Customer Reviews

Virtualization for Security: Including Sandboxing, Disaster Recovery, High Availability, Forensic Analysis, and Honeypotting

5 star:		(0)
4 star:		(0)
3 star:		(2)
2 star:		(1)
1 star:		(0)

 

 

As the name implies, this is a collection of writings on the various uses of virtualization in the context of computer security. And while it does provide a decent amount of information to get you started using virtualization in the various areas of computer security discussed, it does a poor job of exploring the various options available to the security practitioner. Furthermore, while the book description claims to cover all major and widely deployed virtualization products, it makes only brief mention of XEN on page 57, where it discusses the caveats of paravirtualization, and it is never touched upon again. Microsoft Hyper-V is given the same treatment, appearing only once on pages 153-154 where it talks about limiting network traffic from virtual machines. This is disappointing when it the book states it covers VMware, XEN, and Microsoft Hyper-V, then only mentions XEN and Hyper-V briefly and in no real detail.

Of course, that is not to say that this book is not valuable, because it is a useful resource if you wish to use virtualization for security tasks such as research or investigations, and it discusses in good detail some of the caveats of using virtualization for those tasks, especially in malware investigation. There are also some great real-world examples of what tools to use and how to use them for various tasks. But, the book concentrates nearly its entire focus on using VMWare, and if you are interested in using other tools like XEN, as I am, you will be disappointed. Some of the details covered in the book about virtualization in general will be helpful with running XEN virtualization for security, but you will need to look at other resources for the details on how to get that running and how to use it, because this book simply does not address it. The book also lacks a bit of cohesion, since it is the collected and edited works of several disparate authors. I could forgive the cohesion issue if it existed on its own, because it is to be expected with this type of book, but the cost of the book coupled with the lack of details on products outside of the VMware family is disappointing enough to give it only three stars.
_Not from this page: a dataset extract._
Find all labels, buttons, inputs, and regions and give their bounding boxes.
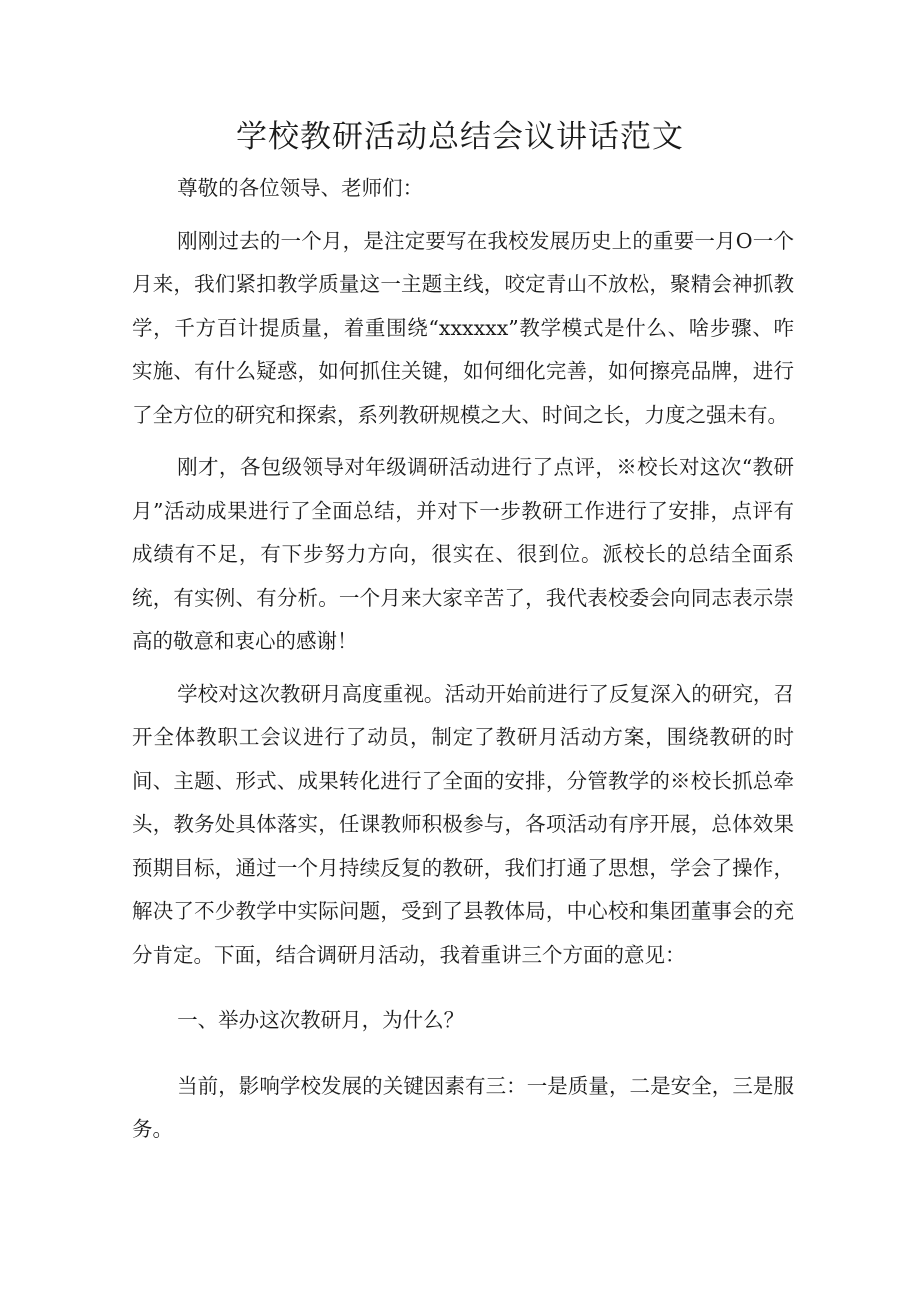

This book reminds me why I rarely buy any Syngress publication any more. I've found that all too frequently Syngress titles over-promise and under-deliver. The same is true for this book. Others have commented on the dearth of information concerning Xen, Hyper-V, or VirtualBox, as well as the CWSandbox tool not being freely available. I myself am OK with focusing solely on VMware, but the version covered is this book is out of date, and several security additions to the platform (such as VMSafe and vShield) aren't covered. Details are missing that would be useful to the practitioner: consider the section on in Chapter 14, "Training," entitled "Suggested Vulnerabilities for Linux." Turning to this section lists exactly one: a modification to an FTP server such that permits an anonymous user access to a user's home directory.

There's also the issue of filler. Let me quote. "Finally, a number of packages were installed which had known buffer overflow issues. Again, these were packages with known buffer management issues." Is there an echo in here? Not to mention the over-size typeface and the pages with a single screen-shot.
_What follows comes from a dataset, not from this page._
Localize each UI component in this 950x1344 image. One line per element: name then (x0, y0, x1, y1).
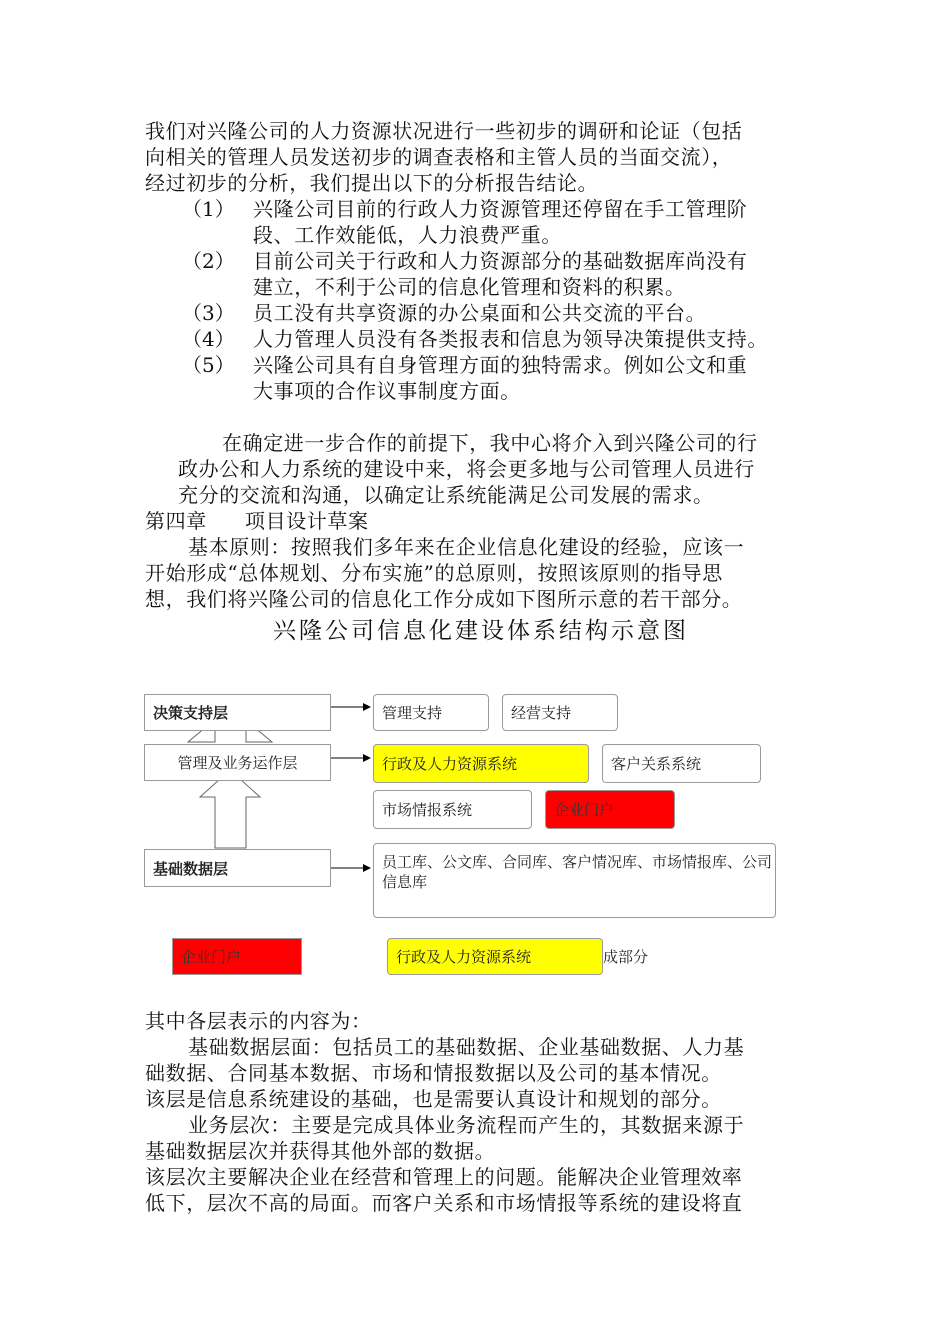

It also annoys me no end that the back cover announces in red-accented type: "Buy this book and Syngress gives you access to the e-book version -- FREE!" Go ahead and visit, and try to "find the directions for activating ..." I for one could not.

So: there are some nuggets worth mining in this book, especially if you're new to the whole area of V12n and Security. If you have on-line subscription for technical books, such as Safari, it may be worth a look. But save your hard-earned currency and book-shelf space for some other book.

Recommendation? OK read, no buy.

Overall the book is decent, it covers a variety of topics and fairly in-depth. One of the items that upset me was that the book states in Chapter 3 page 73, that CWSandbox has a research version that is offered for free from Sunbelt software. That is completely false as I called the organization, scoured Google and turned up nothing is offered for free, CWSandbox costs 15k annually. The individual I spoke with at Sunbelt even informed me it was never offered for free ever in its existence, it only offers a reduced cost for academia. So I believe the author got his information wrong or needs to provide where we as readers can get it for free. In addition this affects Chapter 6 which is the malware analysis portion, which demonstrates using CWSandbox, so two chapters are worthless unless you have a copy of CWSandbox. The rest of the book is an interesting read but if you are looking to read this book as I was for the Sandboxing be prepared to be disappointed.